I’ve had a somewhat delayed reaction to my empty nest, and it has taken a particular beating during this time of shelter in place. While I know many folks are near drowning in people underfoot – from entertaining and/or home schooling their littles, to policing their teens pining to flock with friends, to reincorporating their young 20’s into the daily round after several years away – I’m riding out this protracted storm in near calm with my honey, Rob, and our two pups.
My young-20’s daughters, who flew this mama’s coop in 2015 and 2017, are nestled safely and together on the Isle of Palms, SC with their dad right now. I’m so grateful they are out of New York City and able to comfortably spread out at the beach, but I’m experiencing serious familial FOMO at the moment. Nothing like a global pandemic to make you want to hunker down with your people, even if you know you’ve over-romanticized the tableau.
When my first daughter, Julia, left for college, I braced for impact. I not only survived it, but it was fine. I suspected having had another child at home softened the blow, so I really geared up for Claire leaving two years later. I kept waiting for the unquenchable ache, for the official Empty Nest Syndrome to overtake me, but all I felt was deep gladness in my heart for having launched two independent souls into a world in which they were thriving.
About a year later, Rob and I bought a house and moved in together. It was a monumental step for me, arriving nine years after my 18-year marriage ended. Coupled with the joy of carving out our new life together, I slowly noticed that something was missing. Not between us, but among us. The energy of my daughters – the echo of their laughter, the memory of watching Scandal on three distinct perches in the old family room, the often-spirited banter between the three of us – all of that was of a former space and place in time. Of course, they still come home for the occasional weekend, and Claire over her college breaks, but now my girls feel more in the house than of the house when they’re here.
Developmentally appropriate? Surely. Unique to this family? Unlikely. Wistful mama? Absolutely.

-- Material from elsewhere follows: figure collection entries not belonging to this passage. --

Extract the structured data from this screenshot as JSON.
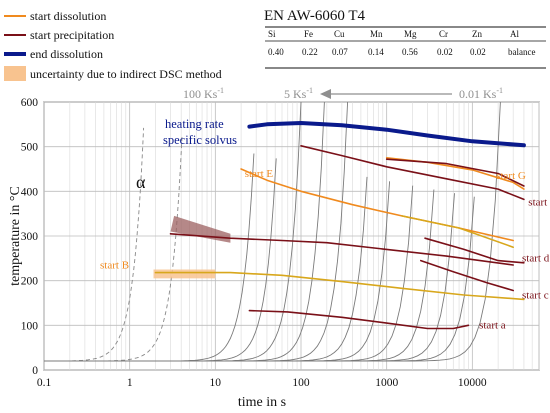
{
  "chart_data": {
    "type": "line",
    "title": "EN AW-6060 T4",
    "xlabel": "time in s",
    "ylabel": "temperature in °C",
    "xscale": "log",
    "xlim": [
      0.1,
      60000
    ],
    "ylim": [
      0,
      600
    ],
    "x_ticks": [
      {
        "value": 0.1,
        "label": "0.1"
      },
      {
        "value": 1,
        "label": "1"
      },
      {
        "value": 10,
        "label": "10"
      },
      {
        "value": 100,
        "label": "100"
      },
      {
        "value": 1000,
        "label": "1000"
      },
      {
        "value": 10000,
        "label": "10000"
      }
    ],
    "y_ticks": [
      0,
      100,
      200,
      300,
      400,
      500,
      600
    ],
    "grid": true,
    "legend": {
      "position": "top-left",
      "entries": [
        {
          "label": "start dissolution",
          "color": "#f08a1e",
          "kind": "line"
        },
        {
          "label": "start precipitation",
          "color": "#7a1018",
          "kind": "line"
        },
        {
          "label": "end dissolution",
          "color": "#0a1a8c",
          "kind": "thick-line"
        },
        {
          "label": "uncertainty due to indirect DSC method",
          "color": "#f8c38f",
          "kind": "box"
        }
      ]
    },
    "composition_table": {
      "headers": [
        "Si",
        "Fe",
        "Cu",
        "Mn",
        "Mg",
        "Cr",
        "Zn",
        "Al"
      ],
      "values": [
        "0.40",
        "0.22",
        "0.07",
        "0.14",
        "0.56",
        "0.02",
        "0.02",
        "balance"
      ]
    },
    "rate_labels": {
      "fast": {
        "text": "100 Ks",
        "exp": "-1"
      },
      "mid": {
        "text": "5 Ks",
        "exp": "-1"
      },
      "slow": {
        "text": "0.01 Ks",
        "exp": "-1"
      }
    },
    "phase_label": "α",
    "solvus_label": [
      "heating rate",
      "specific solvus"
    ],
    "series": [
      {
        "name": "end dissolution",
        "color": "#0a1a8c",
        "width": 4,
        "points": [
          [
            25,
            545
          ],
          [
            40,
            550
          ],
          [
            100,
            553
          ],
          [
            300,
            548
          ],
          [
            1000,
            538
          ],
          [
            3000,
            525
          ],
          [
            10000,
            512
          ],
          [
            40000,
            503
          ]
        ]
      },
      {
        "name": "start E (dissolution)",
        "color": "#f08a1e",
        "width": 1.6,
        "points": [
          [
            20,
            450
          ],
          [
            40,
            425
          ],
          [
            100,
            400
          ],
          [
            400,
            370
          ],
          [
            1500,
            345
          ],
          [
            7000,
            318
          ],
          [
            30000,
            290
          ]
        ]
      },
      {
        "name": "start E (dissolution, yellow)",
        "color": "#d8a71c",
        "width": 1.6,
        "points": [
          [
            1500,
            345
          ],
          [
            7000,
            318
          ],
          [
            30000,
            275
          ]
        ]
      },
      {
        "name": "start G",
        "color": "#f08a1e",
        "width": 1.6,
        "points": [
          [
            1000,
            475
          ],
          [
            3000,
            465
          ],
          [
            10000,
            448
          ],
          [
            30000,
            420
          ],
          [
            40000,
            405
          ]
        ]
      },
      {
        "name": "start f",
        "color": "#7a1018",
        "width": 1.6,
        "points": [
          [
            100,
            502
          ],
          [
            300,
            480
          ],
          [
            1000,
            455
          ],
          [
            5000,
            428
          ],
          [
            20000,
            405
          ],
          [
            40000,
            382
          ]
        ]
      },
      {
        "name": "start f (upper)",
        "color": "#7a1018",
        "width": 1.6,
        "points": [
          [
            1000,
            472
          ],
          [
            5000,
            462
          ],
          [
            20000,
            440
          ],
          [
            40000,
            412
          ]
        ]
      },
      {
        "name": "start d",
        "color": "#7a1018",
        "width": 1.6,
        "points": [
          [
            3,
            305
          ],
          [
            15,
            295
          ],
          [
            60,
            290
          ],
          [
            200,
            285
          ],
          [
            1000,
            270
          ],
          [
            5000,
            255
          ],
          [
            30000,
            235
          ]
        ]
      },
      {
        "name": "start d (right)",
        "color": "#7a1018",
        "width": 1.6,
        "points": [
          [
            2800,
            295
          ],
          [
            8000,
            270
          ],
          [
            20000,
            245
          ],
          [
            40000,
            240
          ]
        ]
      },
      {
        "name": "start B",
        "color": "#d8a71c",
        "width": 1.6,
        "points": [
          [
            2,
            218
          ],
          [
            15,
            218
          ],
          [
            60,
            212
          ],
          [
            300,
            198
          ],
          [
            1500,
            183
          ],
          [
            8000,
            168
          ],
          [
            40000,
            158
          ]
        ]
      },
      {
        "name": "start c",
        "color": "#7a1018",
        "width": 1.6,
        "points": [
          [
            2500,
            245
          ],
          [
            6000,
            220
          ],
          [
            15000,
            195
          ],
          [
            30000,
            178
          ]
        ]
      },
      {
        "name": "start a",
        "color": "#7a1018",
        "width": 1.6,
        "points": [
          [
            25,
            133
          ],
          [
            70,
            130
          ],
          [
            300,
            118
          ],
          [
            1000,
            105
          ],
          [
            3000,
            93
          ],
          [
            6000,
            93
          ],
          [
            9000,
            100
          ]
        ]
      }
    ],
    "annotations": [
      {
        "text": "start E",
        "x": 22,
        "y": 432,
        "color": "#f08a1e"
      },
      {
        "text": "start G",
        "x": 19000,
        "y": 428,
        "color": "#f08a1e"
      },
      {
        "text": "start f",
        "x": 45000,
        "y": 368,
        "color": "#7a1018"
      },
      {
        "text": "start d",
        "x": 38000,
        "y": 243,
        "color": "#7a1018"
      },
      {
        "text": "start c",
        "x": 38000,
        "y": 160,
        "color": "#7a1018"
      },
      {
        "text": "start B",
        "x": 0.45,
        "y": 227,
        "color": "#f08a1e"
      },
      {
        "text": "start a",
        "x": 12000,
        "y": 93,
        "color": "#7a1018"
      }
    ],
    "uncertainty_regions": [
      {
        "color": "#f8c38f",
        "points": [
          [
            1.9,
            225
          ],
          [
            10,
            225
          ],
          [
            10,
            205
          ],
          [
            1.9,
            205
          ]
        ]
      },
      {
        "color": "#9c6060",
        "points": [
          [
            3,
            310
          ],
          [
            3.3,
            345
          ],
          [
            15,
            305
          ],
          [
            15,
            285
          ]
        ]
      }
    ]
  }
}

The social media options we all simultaneously curse and revel in have been a great way to stay in touch with my daughters and friends. But as many of us are learning with the umpteenth Zoom Happy Hour (!), it’s just not the same. And what’s missing is the intimacy. The “false intimacy drug” my friend Annie presciently called Facebook many, many years ago aptly applies to all things virtual. Nothing beats seeing a person in person, the micromovements of their face, the way they carry themselves as they fetch a glass of water, the mundane tidbits of life that you only pick up on when you are in the physical presence of another … especially homebound and in pajamas.
We are all riddled with waves of fear, anxiety, and grief as the virus swarms among us, and the yearn to return to “normal” is huge. Oh, how I took freedom of movement for granted! (Among so many things.) And, all we can do now is ride it out in our current nest, try to appreciate the little things, and hope for the days when social distancing is a distant memory.
My little girl is all grown up and then some. I remember coming home
on Sharon Ave in my convertible and Cathia running to jump into the
car (with the top down) standing on the front seat riding all the way to
Those were the salad days.
Thanks Daddio! I don’t remember the event, but I know the photo well.
This is all so true. But I am so grateful for social media and Zoom for letting us see our smiling faces together. Thanks for sharing.
Hey Cousin! I love the way you write: very honest and heart-tugging. Your words always make me “feel” exactly what you are saying! This “social distancing” stuff has been awful but an important reminder to never take the people we love and our life for granted.
Can’t wait to see and hug you soon! Loved the sweet picture too!
Thank you so much, Sharon. Much love to all the family in Florida. Eager to hug you as well!